Well, as much as I wanted to like this lens I have decided to return it...
I did quite a few test shots comparing it to my EF-S 18-135 IS USM and EF 70-300mm IS II USM mounted on my EOS M50. With the exception of obvious increased softness at 400mm, it was pretty much indistinguishable from the Canon lenses at 18mm, 35mm, 50mm, 70mm, 135mm, 200mm and 300mm.
While it might be a viable option for someone who doesn't have other lenses to cover its range, the "all in one" aspect just didn't impress me as much as I thought it would. Additionally, the zoom ring is quite non-linear. It zooms smooth and easy and with expected resistance from 18mm to about 70mm where it hits a wall of increased resistance to push past to 100mm and beyond. Not sure if this is intentional or just on my copy but I found it very annoying.

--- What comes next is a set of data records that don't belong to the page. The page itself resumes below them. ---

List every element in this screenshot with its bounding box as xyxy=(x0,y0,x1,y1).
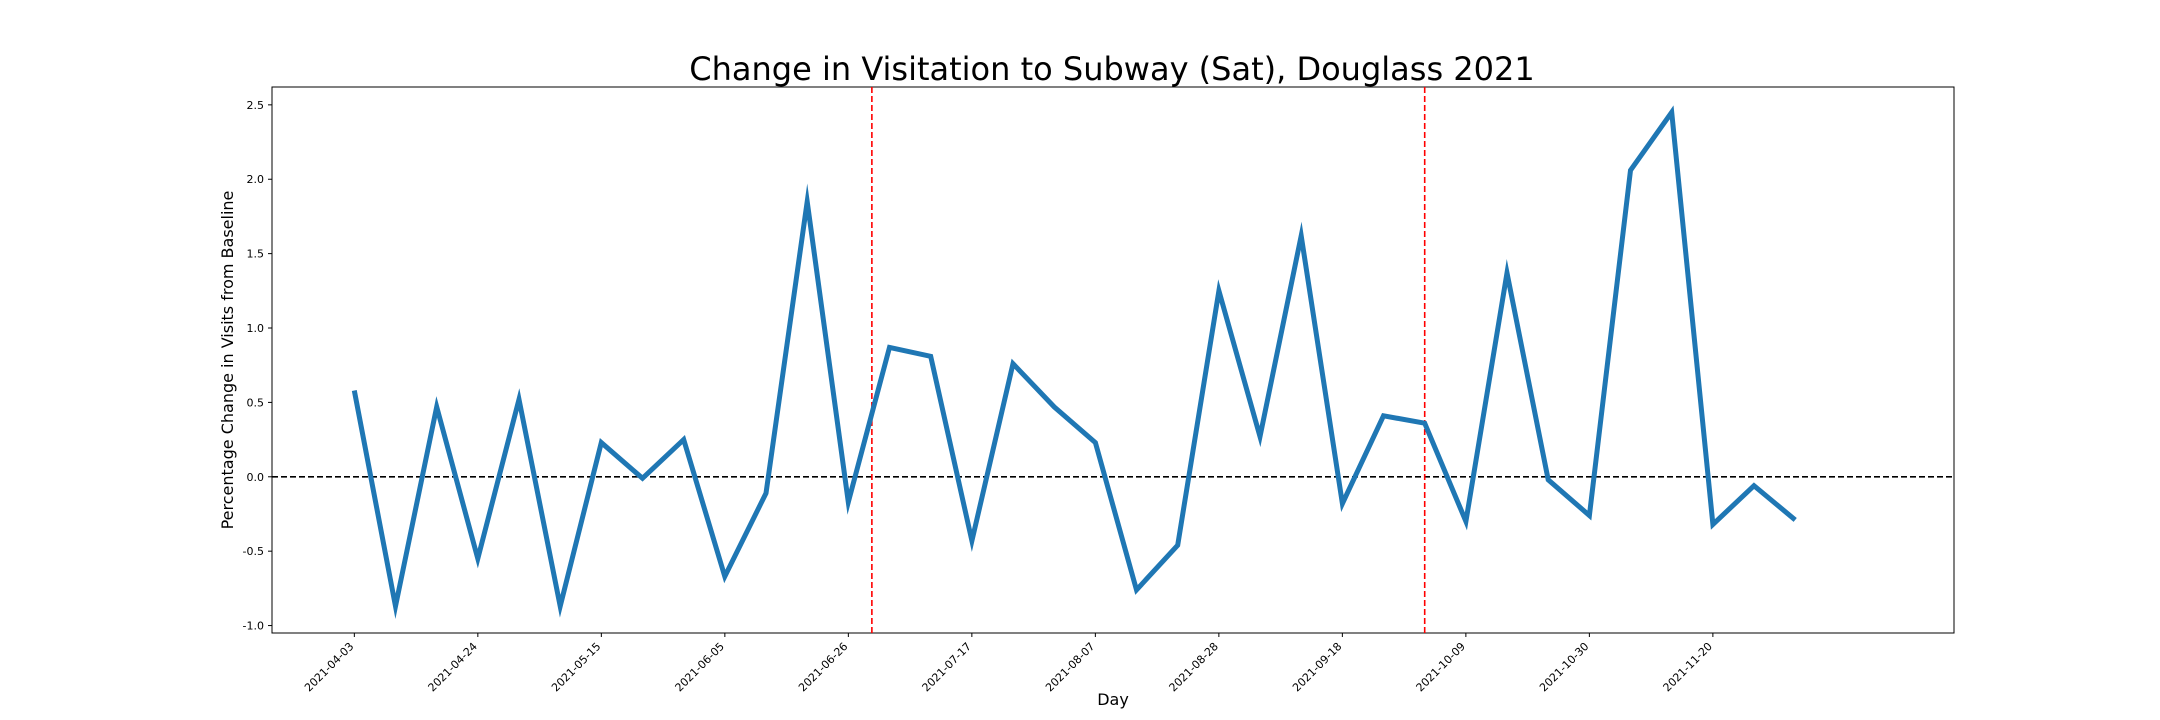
y-tick-label: 2.0 xyxy=(247,173,265,186)
x-tick-label: 2021-04-24 xyxy=(426,640,480,694)
plot-area xyxy=(271,86,1955,634)
x-tick-label: 2021-06-26 xyxy=(796,640,850,694)
y-tick-label: -0.5 xyxy=(243,545,264,558)
x-tick-label: 2021-10-09 xyxy=(1414,640,1468,694)
y-tick-label: 0.0 xyxy=(247,471,265,484)
y-tick-label: 1.0 xyxy=(247,322,265,335)
series-layer xyxy=(351,105,1797,620)
y-axis-label: Percentage Change in Visits from Baselin… xyxy=(218,191,237,530)
y-tick-label: 2.5 xyxy=(247,99,265,112)
x-tick-label: 2021-08-28 xyxy=(1167,640,1221,694)
chart-title: Change in Visitation to Subway (Sat), Do… xyxy=(689,50,1534,88)
reference-lines xyxy=(272,87,1954,633)
x-tick-label: 2021-10-30 xyxy=(1537,640,1591,694)
y-tick-label: 0.5 xyxy=(247,396,265,409)
y-axis: -1.0 -0.5 0.0 0.5 1.0 1.5 2.0 2.5 xyxy=(243,99,272,633)
x-axis: 2021-04-03 2021-04-24 2021-05-15 2021-06-05… xyxy=(302,633,1715,694)
x-tick-label: 2021-08-07 xyxy=(1043,640,1097,694)
x-tick-label: 2021-04-03 xyxy=(302,640,356,694)
y-tick-label: -1.0 xyxy=(243,620,264,633)
y-tick-label: 1.5 xyxy=(247,248,265,261)
x-axis-label: Day xyxy=(1097,690,1129,709)
x-tick-label: 2021-05-15 xyxy=(549,640,603,694)
x-tick-label: 2021-09-18 xyxy=(1290,640,1344,694)
x-tick-label: 2021-06-05 xyxy=(673,640,727,694)
x-tick-label: 2021-07-17 xyxy=(920,640,974,694)
x-tick-label: 2021-11-20 xyxy=(1661,640,1715,694)
series-line xyxy=(351,105,1797,620)
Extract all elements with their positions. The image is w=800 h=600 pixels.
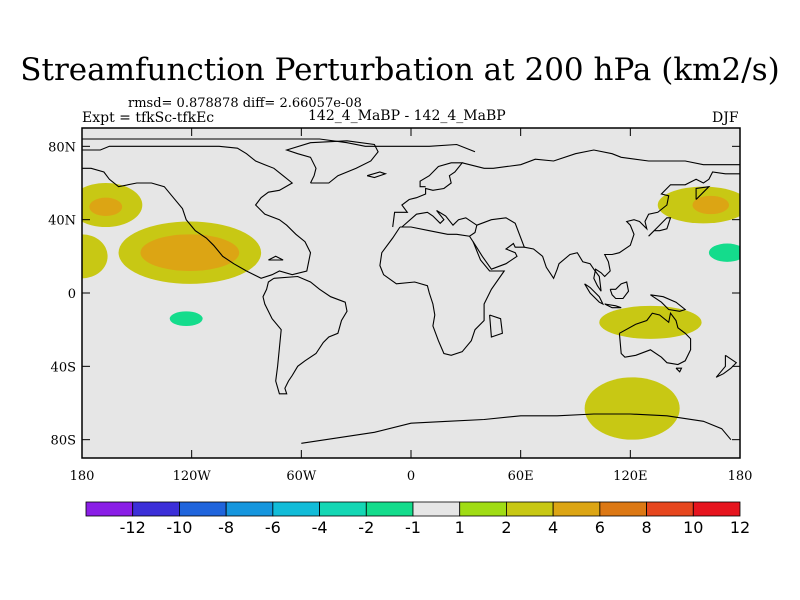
colorbar-box-3 [225,501,274,517]
colorbar-box-1 [132,501,180,517]
colorbar-label-8: 2 [501,518,511,537]
case-label: 142_4_MaBP - 142_4_MaBP [308,108,506,124]
anomaly-region-7 [169,311,203,326]
x-tick-label-4: 60E [508,469,534,484]
y-axis: 80N 40N 0 40S 80S [48,140,740,449]
coastline-20 [618,311,692,366]
anomaly-region-16 [330,382,353,398]
colorbar-label-6: -1 [405,518,421,537]
season-label: DJF [712,110,739,126]
x-tick-label-3: 0 [407,469,415,484]
colorbar-box-0 [85,501,134,517]
coastline-13 [524,171,740,292]
colorbar-label-0: -12 [120,518,146,537]
coastline-10 [379,226,506,356]
colorbar-label-5: -2 [358,518,374,537]
colorbar-label-10: 6 [595,518,605,537]
colorbar-label-12: 10 [683,518,703,537]
y-tick-label-3: 40S [51,360,76,375]
x-axis: 180 120W 60W 0 60E 120E 180 [70,128,753,484]
coastline-7 [392,162,464,228]
anomaly-regions [82,175,740,440]
colorbar-box-10 [552,501,601,517]
coastline-22 [715,354,738,378]
colorbar-label-11: 8 [641,518,651,537]
y-tick-label-4: 80S [51,434,76,449]
anomaly-region-9 [571,216,740,282]
colorbar-box-6 [365,501,414,517]
anomaly-region-10 [708,243,740,262]
colorbar: -12 -10 -8 -6 -4 -2 -1 1 2 4 6 8 10 12 [85,501,750,537]
coastline-9 [400,210,478,237]
y-tick-label-1: 40N [48,214,76,229]
x-tick-label-0: 180 [70,469,95,484]
colorbar-box-11 [599,501,647,517]
colorbar-label-4: -4 [312,518,328,537]
stats-line: rmsd= 0.878878 diff= 2.66057e-08 [128,96,362,111]
colorbar-box-2 [179,501,227,517]
coastline-17 [604,303,622,309]
coastline-1 [82,145,312,279]
coastline-18 [609,281,630,300]
anomaly-region-4 [140,234,240,271]
anomaly-region-8 [421,175,565,216]
colorbar-box-8 [459,501,507,517]
colorbar-label-9: 4 [548,518,558,537]
anomaly-region-2 [82,234,108,279]
anomaly-region-1 [89,197,123,216]
x-tick-label-5: 120E [613,469,647,484]
coastline-3 [262,275,348,395]
x-tick-label-2: 60W [286,469,317,484]
coastline-21 [675,367,683,373]
coastline-5 [301,413,732,444]
colorbar-box-5 [319,501,367,517]
anomaly-region-12 [692,195,730,215]
coastline-16 [584,283,605,306]
coastline-4 [284,140,379,184]
coastline-14 [695,185,711,200]
x-tick-label-6: 180 [728,469,753,484]
colorbar-label-1: -10 [166,518,192,537]
colorbar-box-9 [506,501,554,517]
colorbar-label-7: 1 [455,518,465,537]
experiment-label: Expt = tfkSc-tfkEc [82,110,215,126]
coastline-2 [268,255,284,261]
x-tick-label-1: 120W [173,469,212,484]
colorbar-label-3: -6 [265,518,281,537]
colorbar-box-12 [646,501,694,517]
anomaly-region-14 [584,377,680,440]
colorbar-box-7 [412,501,461,517]
coastline-8 [462,149,740,169]
colorbar-box-13 [692,501,741,517]
y-tick-label-0: 80N [48,140,76,155]
anomaly-region-5 [209,194,236,213]
coastline-0 [82,138,476,153]
y-tick-label-2: 0 [68,287,76,302]
coastline-15 [648,217,672,237]
coastline-19 [650,294,687,312]
chart-title: Streamfunction Perturbation at 200 hPa (… [20,52,780,88]
anomaly-region-15 [396,368,459,424]
coastline-11 [489,314,504,338]
colorbar-label-13: 12 [730,518,750,537]
coastline-12 [472,217,526,270]
colorbar-box-4 [272,501,320,517]
colorbar-label-2: -8 [218,518,234,537]
coastlines [82,138,740,444]
coastline-6 [366,171,388,179]
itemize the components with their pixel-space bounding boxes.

Throughout the entire range focus was a noticeably slow and it seemed to have moments where it really hunted when it shouldn't have needed to. I even had to manually focus it on one test shot of a red rose with clear petals. Both the 18-135mm and 70-300mm Canon lenses focus faster and never had any hunt issues during my test shots.
While nice and compact considering it's range, it is thicker and only about 1/2" shorter than the 70-300mm Canon, mind you the 70-300mm IS II USM is an EF lens providing full frame coverage, whereas the Tamron is EF-S and the vignette is there throughout the complete zoom range. If you use it on a FF body it requires about 1.3x crop to get rid of. I think it is too big for a "walk around" lens to be on the camera
The absolute killer though was when being used on my EOS R in crop mode, it gave my camera a seizure - stuttery focus with fast short range back and forth without locking, erratic operation and after turning the camera off and back on, I found that all of my custom button assignments had been wiped out/reset.
Given the non-linear zoom pressure, focus speed, focus issues, and softness at 400mm I don't think it is a $650 lens. To me, it "feels" more like what I would expect from a $400-$450 lens. If I were to hold, examine, and play with it side by side with the Canon 70-300mm ($499) knowing nothing about them and going only on an initial impression, I would guess the Canon to be the more expensive lens, even considering the additional range of the Tamron.
So all things considered, it just was not the "one to do it all" solution I was hoping for and its shortcomings are not outweighed by not having to carry a second lens and occasionally swapping between them.
If you have an 18-135mm or even an 18-55mm kit lens and wanting to get something in the 300-400mm range, I would recommend the Canon 70-300mm IS II USM. While I didn't specifically test it, I would bet that taking a 300mm shot from the Canon to the same framing of the Tamron at 400mm, it would provide better IQ than the Tamron at 400mm.